Lymphomatoid papulosis is a rare disease occurring in all ethnic groups and at any age, though most commonly presenting in the fifth decade of life. Finding large atypical T cells expressing CD30 in recurring skin lesions is highly suggestive of LyP; however, large CD30⁺ cells also can be seen in numerous benign reactive processes such as arthropod assault, drug eruption, viral skin infections, and other dermatoses, thus clinical correlation is always paramount. The cause of LyP is largely unknown; however, spontaneous regression may be explained by CD30-CD30 ligand interaction³ as well as an increased proapoptotic milieu.⁴ Specific translocations such as interferon regulatory factor-4 have been hypothesized as a risk factor for malignant progression.^5-7 Additionally, an inactivating gene mutation resulting in loss of transforming growth factor β1 receptor expression and subsequent unresponsiveness to the growth inhibitory effect of transforming growth factor β may play a role in progression of LyP to ALCL.⁸

Clinically, LyP consists of red-brown papules and nodules generally smaller than 2 cm, often with central hemorrhage, necrosis, and crusting. Lesions are at different stages of eruption and resolution. They are often grouped but may be disseminated. Spontaneous regression typically occurs within 3 to 8 weeks. Pruritus or mild tenderness may occur as well as residual hyperpigmentation or scarring. Systemic symptoms are notably absent.

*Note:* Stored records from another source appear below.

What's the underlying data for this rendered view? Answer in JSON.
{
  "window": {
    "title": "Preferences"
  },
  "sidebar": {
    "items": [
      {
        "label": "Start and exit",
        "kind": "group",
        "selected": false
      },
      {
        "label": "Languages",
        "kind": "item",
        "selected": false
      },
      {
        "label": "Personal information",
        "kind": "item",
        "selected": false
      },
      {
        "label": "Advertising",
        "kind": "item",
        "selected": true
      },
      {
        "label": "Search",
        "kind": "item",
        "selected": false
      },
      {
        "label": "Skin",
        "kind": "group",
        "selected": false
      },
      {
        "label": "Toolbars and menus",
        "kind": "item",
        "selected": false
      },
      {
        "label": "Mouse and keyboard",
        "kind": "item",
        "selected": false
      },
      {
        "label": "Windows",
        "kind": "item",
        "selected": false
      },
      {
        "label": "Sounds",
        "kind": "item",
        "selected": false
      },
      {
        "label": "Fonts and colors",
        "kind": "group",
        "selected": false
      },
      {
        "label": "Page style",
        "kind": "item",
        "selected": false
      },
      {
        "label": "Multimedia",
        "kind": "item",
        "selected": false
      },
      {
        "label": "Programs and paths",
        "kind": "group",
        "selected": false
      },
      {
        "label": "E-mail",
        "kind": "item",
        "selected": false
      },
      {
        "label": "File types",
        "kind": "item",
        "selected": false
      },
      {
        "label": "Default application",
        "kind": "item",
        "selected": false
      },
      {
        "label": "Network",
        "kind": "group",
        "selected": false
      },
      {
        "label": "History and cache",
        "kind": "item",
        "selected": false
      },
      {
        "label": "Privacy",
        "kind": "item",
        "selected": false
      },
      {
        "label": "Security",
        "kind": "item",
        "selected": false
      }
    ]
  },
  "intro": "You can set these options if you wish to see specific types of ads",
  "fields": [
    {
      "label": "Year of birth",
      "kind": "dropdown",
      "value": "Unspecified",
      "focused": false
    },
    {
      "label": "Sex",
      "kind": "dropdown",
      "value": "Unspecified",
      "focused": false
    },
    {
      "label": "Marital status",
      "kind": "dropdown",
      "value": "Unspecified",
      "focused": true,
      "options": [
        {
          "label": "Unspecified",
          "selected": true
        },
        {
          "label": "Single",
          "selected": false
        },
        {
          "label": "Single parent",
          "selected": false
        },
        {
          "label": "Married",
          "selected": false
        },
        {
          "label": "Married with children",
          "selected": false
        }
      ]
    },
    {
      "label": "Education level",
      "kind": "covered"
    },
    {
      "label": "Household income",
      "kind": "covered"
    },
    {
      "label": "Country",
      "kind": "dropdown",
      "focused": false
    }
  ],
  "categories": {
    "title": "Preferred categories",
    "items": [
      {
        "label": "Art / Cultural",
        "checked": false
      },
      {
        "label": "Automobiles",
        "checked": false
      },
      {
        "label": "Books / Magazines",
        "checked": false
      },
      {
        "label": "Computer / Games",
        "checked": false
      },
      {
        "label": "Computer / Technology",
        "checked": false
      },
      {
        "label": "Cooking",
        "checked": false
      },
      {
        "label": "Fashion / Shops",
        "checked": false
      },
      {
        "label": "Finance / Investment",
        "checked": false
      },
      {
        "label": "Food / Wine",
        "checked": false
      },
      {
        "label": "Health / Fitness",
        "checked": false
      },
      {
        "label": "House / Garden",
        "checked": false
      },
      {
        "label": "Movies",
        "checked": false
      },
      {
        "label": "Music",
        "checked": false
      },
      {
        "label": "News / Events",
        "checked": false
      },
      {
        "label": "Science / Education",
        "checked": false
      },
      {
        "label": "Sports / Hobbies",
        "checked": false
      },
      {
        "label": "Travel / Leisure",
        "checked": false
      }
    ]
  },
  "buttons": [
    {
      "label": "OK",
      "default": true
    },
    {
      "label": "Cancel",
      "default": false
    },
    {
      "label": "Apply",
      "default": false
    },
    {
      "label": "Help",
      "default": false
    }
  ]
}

The histologic features of LyP vary according to the age of the lesion and subtype.² Early lesions may only show a few inflammatory cells, but as lesions evolve, larger immunoblastlike CD30⁺ atypical cells accumulate that may resemble the Reed-Sternberg cells of Hodgkin lymphoma. Of the 5 subtypes, the most common is type A. It is characterized by a wedge-shaped infiltrate with a mixed population of scattered or clustered, large, atypical CD30⁺ cells, lymphocytes, neutrophils, eosinophils, and histiocytes.⁹ Frequent mitoses often are seen. Type B appears similar to MF due to a predominantly epidermotropic infiltrate of CD3⁺ and often CD30⁻ atypical cells. Spontaneously regressing papules favor LyP, whereas persistent patches or plaques favor MF. Type C appears identical to ALCL with diffuse sheets of large atypical CD30⁺ cells and relatively few inflammatory cells, but spontaneously regressing lesions again favor LyP, whereas persistent tumors favor ALCL. Type D appears similar to primary cutaneous aggressive epidermotropic CD8⁺ cytotoxic T cell lymphoma due to a markedly epidermotropic infiltrate of small atypical CD8⁺ and CD30⁺ lymphocytes, often TIA-1⁺ (T-cell intracytoplasmic antigen-1) or granzyme B⁺, but CD30 positivity and self-resolving lesions favor LyP. Type E mimics extranodal natural killer/T cell lymphoma (nasal type) due to angioinvasive CD30⁺ and beta F1⁺ T lymphocytes, often CD8⁺ and/or TIA-1⁺, but self-resolving lesions again favor LyP, as well as absence of Epstein-Barr virus and CD56⁻.⁹

The most common therapeutic approaches to LyP include topical steroids, phototherapy, and low-dose methotrexate.¹⁰ However, treatment does not change overall disease course or reduce the future risk for developing an associated lymphoma. Accordingly, abstaining from active therapeutic intervention is reasonable, especially in patients with only a few asymptomatic lesions.